3. Daniel Rayner O'Connor - February 23, 2020

Stoker and La Fanu were both products of the Irish protestant ascendancy, though they reacted differently to their situation. Le Fanu was a Tory. Stoker left a promising career in Dublin Castle, to manage the actor and Victorian super-star Henry Irving, supported Home Rule and became a friendly acquaintance of Gladstone to whom he sent a first edition of Dracula which it seems the old man enjoyed. Incidentally, it seems probable that the architecture imagined for Dracula’s castle owes more to that of Dublin castle than to any of the castles in trnsylvania where stoker never went. (Nor did Le Fanu visit Styria, the scene for his ‘Carmilla’)
As far as their anti-heroes are concerned, it is interesting that neither could be harmed by exposure to daylight, as Dracula’s screen portrayals have been.

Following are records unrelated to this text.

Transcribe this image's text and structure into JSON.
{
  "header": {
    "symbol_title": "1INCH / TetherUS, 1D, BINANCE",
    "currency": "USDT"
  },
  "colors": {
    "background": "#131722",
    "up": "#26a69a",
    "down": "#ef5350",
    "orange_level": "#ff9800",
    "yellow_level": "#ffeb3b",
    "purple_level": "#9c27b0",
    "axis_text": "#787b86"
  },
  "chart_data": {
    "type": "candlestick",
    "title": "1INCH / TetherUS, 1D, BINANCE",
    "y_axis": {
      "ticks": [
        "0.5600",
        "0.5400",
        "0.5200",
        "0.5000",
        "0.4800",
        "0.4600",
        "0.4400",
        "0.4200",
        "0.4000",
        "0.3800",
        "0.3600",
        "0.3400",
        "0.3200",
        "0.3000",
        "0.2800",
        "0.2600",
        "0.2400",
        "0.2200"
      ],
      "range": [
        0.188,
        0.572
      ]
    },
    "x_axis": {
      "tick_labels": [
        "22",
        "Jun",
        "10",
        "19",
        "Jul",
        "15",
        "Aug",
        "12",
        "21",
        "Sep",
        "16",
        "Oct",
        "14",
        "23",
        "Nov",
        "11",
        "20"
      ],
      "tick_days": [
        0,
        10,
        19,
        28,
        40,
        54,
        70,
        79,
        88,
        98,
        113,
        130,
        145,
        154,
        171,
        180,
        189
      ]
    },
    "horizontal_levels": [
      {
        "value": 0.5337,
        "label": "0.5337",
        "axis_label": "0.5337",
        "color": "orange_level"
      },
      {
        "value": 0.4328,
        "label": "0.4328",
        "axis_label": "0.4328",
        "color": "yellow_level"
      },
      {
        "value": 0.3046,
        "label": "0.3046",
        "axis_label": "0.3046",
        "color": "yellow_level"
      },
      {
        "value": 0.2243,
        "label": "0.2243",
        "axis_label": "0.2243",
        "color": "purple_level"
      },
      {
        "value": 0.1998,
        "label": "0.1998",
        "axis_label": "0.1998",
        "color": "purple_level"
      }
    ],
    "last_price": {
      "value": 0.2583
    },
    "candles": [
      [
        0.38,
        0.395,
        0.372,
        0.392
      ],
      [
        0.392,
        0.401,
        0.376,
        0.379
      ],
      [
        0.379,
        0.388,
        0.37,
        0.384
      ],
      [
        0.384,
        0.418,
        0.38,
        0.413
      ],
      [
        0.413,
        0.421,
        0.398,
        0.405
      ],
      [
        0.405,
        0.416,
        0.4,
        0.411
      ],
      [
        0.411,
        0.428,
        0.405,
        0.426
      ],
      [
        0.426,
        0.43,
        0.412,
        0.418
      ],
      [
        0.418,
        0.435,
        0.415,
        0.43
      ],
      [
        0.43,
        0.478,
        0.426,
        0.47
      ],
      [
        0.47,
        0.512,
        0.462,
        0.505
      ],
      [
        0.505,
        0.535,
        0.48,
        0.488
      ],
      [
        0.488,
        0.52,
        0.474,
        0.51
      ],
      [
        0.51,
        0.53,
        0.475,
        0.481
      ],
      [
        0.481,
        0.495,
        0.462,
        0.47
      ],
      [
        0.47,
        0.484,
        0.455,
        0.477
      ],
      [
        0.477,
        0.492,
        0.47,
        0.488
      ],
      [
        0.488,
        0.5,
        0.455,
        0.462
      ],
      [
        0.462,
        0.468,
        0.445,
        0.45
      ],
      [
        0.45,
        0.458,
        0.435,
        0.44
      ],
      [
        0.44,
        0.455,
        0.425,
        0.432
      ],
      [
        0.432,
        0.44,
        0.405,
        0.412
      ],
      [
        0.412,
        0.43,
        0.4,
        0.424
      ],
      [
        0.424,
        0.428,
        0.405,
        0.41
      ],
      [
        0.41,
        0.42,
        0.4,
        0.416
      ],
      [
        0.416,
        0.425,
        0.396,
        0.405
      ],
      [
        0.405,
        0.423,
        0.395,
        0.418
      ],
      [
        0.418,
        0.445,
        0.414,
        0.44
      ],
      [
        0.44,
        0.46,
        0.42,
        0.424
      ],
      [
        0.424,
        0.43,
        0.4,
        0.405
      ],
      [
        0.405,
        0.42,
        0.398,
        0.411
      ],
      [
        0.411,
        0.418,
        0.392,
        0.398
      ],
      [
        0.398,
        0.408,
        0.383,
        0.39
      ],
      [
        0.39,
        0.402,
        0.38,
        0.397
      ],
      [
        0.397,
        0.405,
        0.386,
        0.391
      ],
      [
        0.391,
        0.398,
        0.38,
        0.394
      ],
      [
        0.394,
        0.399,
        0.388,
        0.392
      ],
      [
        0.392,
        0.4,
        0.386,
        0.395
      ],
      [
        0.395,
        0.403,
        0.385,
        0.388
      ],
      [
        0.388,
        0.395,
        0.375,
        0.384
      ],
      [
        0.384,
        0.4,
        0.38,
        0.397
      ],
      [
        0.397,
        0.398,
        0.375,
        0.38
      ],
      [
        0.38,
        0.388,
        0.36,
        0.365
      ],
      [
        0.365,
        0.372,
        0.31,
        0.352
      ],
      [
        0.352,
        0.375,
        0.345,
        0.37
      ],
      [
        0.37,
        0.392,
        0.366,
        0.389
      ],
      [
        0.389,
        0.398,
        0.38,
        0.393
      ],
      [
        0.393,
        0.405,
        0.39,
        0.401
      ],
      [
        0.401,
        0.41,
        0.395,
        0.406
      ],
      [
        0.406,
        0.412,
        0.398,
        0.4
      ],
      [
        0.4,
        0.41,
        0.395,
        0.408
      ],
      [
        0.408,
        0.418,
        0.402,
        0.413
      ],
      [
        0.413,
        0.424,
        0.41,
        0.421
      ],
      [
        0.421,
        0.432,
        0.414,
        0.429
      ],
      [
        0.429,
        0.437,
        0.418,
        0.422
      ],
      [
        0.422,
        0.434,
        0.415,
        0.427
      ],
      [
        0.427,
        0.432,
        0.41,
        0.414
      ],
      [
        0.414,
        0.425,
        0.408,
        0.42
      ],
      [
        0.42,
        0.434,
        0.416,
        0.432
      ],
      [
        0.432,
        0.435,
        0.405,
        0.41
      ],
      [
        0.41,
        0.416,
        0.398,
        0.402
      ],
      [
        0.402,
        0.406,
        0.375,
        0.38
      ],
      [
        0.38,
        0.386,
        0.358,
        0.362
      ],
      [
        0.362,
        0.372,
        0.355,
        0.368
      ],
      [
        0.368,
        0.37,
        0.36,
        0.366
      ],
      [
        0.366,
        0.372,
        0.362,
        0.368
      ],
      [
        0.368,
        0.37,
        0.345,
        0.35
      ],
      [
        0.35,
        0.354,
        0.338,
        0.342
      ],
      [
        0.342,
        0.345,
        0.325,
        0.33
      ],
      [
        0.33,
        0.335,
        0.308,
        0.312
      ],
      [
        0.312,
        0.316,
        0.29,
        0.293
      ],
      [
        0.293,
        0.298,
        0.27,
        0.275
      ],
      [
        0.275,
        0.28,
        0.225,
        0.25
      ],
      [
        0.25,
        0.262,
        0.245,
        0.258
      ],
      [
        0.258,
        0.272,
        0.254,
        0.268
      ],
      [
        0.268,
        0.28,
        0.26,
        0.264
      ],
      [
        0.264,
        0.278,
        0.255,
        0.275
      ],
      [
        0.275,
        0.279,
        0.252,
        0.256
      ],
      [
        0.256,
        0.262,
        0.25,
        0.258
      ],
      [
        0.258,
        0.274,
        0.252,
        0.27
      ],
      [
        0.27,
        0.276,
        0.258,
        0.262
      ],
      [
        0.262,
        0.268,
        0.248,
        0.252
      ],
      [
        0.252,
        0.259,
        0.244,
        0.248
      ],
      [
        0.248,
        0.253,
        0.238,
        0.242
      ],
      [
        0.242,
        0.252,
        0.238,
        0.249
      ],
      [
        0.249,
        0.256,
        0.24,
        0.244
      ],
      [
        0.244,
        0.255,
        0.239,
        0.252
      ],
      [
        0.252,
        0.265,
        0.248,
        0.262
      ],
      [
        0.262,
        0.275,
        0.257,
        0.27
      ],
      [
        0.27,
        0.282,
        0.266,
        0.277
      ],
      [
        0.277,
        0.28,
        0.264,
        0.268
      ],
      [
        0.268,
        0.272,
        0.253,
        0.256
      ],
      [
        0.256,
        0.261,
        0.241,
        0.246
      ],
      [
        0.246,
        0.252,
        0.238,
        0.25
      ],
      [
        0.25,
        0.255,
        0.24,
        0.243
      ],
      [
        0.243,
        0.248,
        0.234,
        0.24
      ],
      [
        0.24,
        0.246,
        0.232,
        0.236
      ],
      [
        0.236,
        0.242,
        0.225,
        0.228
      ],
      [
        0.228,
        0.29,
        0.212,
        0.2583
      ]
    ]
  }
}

I would mention, too, that none of these have tried using trick photography to show the Count doing his most fearsome party piece, crawling face first down a sheer wall.


Starkadder - February 24, 2020

“Stoker and La Fanu were both products of the Irish protestant ascendancy, though they reacted differently to their situation. Le Fanu was a Tory.”

I’d have to check this, but I’m sure Le Fanu expressed sympathy for the United Irishmen in his youth, when he was less of a Tory.


WorldbyStorm - February 24, 2020

I’d have to check up on Le Fanu too. Just re Stoker, what an amazing character. Irving appears to have been a monster and Stoker somewhat in thrall to him, yet now it is Stoker with the global popular cultural reputation.